Source: Pexels | Faris Munandar
Recognized as among the most vulnerable people to the changing nature of sea-level rises and global weather systems and yet curiously absent from the front line of early climate change debates, indigenous people hold a valuable set of traditional knowledge that might represent an essential contribution to the creation of nature-based solutions to protect the coastlines of the world from the impacts of climate change and prevent from happening in the future.
As a source of definitive prescriptions about how communities should deal with a changing climate, science alone has proven inadequate. A mere technocratic approach to understand and deal with a phenomenon that involves all aspects of the relationship between human kind and the environment, is likely to exacerbate the climate crisis because it ignores the psychological, cultural, social, economic dynamics and the political systems that affect climate impacts. As man became more knowledgeable through science, he acquired much greater capacity to abuse the elements and forget the need to find harmony in all aspects of people’s lives.
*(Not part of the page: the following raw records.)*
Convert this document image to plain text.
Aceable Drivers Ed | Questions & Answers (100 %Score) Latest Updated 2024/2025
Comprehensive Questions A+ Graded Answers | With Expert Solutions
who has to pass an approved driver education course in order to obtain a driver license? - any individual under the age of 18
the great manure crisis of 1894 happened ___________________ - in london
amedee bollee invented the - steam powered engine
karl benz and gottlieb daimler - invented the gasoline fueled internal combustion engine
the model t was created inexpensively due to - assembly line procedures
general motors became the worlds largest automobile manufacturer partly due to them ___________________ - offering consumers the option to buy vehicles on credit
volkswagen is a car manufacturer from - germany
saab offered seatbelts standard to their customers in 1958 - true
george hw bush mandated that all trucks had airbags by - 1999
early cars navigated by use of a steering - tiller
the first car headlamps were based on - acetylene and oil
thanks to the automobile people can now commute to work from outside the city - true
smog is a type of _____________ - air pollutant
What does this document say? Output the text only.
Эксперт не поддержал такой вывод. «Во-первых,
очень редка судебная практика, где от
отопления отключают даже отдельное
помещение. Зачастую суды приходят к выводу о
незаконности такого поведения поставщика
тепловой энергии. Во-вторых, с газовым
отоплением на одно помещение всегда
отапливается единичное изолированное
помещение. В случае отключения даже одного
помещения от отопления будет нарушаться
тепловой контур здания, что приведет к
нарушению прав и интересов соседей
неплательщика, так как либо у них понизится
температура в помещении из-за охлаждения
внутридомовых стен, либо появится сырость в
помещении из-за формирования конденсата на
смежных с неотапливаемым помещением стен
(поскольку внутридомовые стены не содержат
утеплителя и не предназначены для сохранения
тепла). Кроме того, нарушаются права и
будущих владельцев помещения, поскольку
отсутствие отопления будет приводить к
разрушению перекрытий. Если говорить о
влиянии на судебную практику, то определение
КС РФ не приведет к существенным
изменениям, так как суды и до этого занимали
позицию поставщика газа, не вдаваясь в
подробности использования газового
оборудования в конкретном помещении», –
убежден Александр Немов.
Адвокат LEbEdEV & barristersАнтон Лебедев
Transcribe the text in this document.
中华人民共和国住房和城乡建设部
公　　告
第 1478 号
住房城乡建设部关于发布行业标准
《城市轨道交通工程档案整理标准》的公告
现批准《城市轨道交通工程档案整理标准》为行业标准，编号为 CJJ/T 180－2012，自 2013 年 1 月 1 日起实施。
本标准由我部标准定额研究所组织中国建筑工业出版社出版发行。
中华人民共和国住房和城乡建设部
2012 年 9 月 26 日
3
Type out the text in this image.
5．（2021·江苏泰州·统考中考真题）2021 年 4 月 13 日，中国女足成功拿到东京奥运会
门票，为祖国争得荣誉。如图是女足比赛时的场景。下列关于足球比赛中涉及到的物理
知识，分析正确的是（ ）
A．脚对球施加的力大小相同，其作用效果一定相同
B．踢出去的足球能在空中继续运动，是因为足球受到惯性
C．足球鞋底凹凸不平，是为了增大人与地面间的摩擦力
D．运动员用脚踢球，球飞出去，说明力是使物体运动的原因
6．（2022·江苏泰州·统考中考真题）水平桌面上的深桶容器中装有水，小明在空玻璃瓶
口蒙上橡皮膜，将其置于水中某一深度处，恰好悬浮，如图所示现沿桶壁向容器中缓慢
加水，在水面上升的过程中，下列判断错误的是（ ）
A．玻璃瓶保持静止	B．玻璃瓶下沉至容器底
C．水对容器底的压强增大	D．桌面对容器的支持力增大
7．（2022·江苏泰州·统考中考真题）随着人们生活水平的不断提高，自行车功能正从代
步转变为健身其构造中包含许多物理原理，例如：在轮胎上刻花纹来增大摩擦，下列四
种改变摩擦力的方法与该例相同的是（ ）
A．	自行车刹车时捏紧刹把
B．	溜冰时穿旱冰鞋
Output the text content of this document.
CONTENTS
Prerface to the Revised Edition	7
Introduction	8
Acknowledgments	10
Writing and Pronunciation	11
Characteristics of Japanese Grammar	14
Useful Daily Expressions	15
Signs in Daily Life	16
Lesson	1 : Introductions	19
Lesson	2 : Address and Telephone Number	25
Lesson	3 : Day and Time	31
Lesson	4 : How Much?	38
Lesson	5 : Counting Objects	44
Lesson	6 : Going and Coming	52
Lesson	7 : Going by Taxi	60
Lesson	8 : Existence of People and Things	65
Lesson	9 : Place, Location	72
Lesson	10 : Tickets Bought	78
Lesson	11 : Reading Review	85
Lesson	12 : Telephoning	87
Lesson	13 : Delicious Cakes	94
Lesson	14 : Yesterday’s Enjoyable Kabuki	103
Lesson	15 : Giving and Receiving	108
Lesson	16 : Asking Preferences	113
Indigenous people feel climate change on their shoulders and at the same time, they hold knowledge acquired from past generations, to find new solutions to fight climate change. Because their decisions rely on the principle of sustainability and are based on the observation and deep understanding of nature, indigenous and local communities are the main knowledge-holders of the environment. As a result, is very probable that if this knowledge is combined with modern science and technology, a new holist way of measuring and fighting climate change will be found.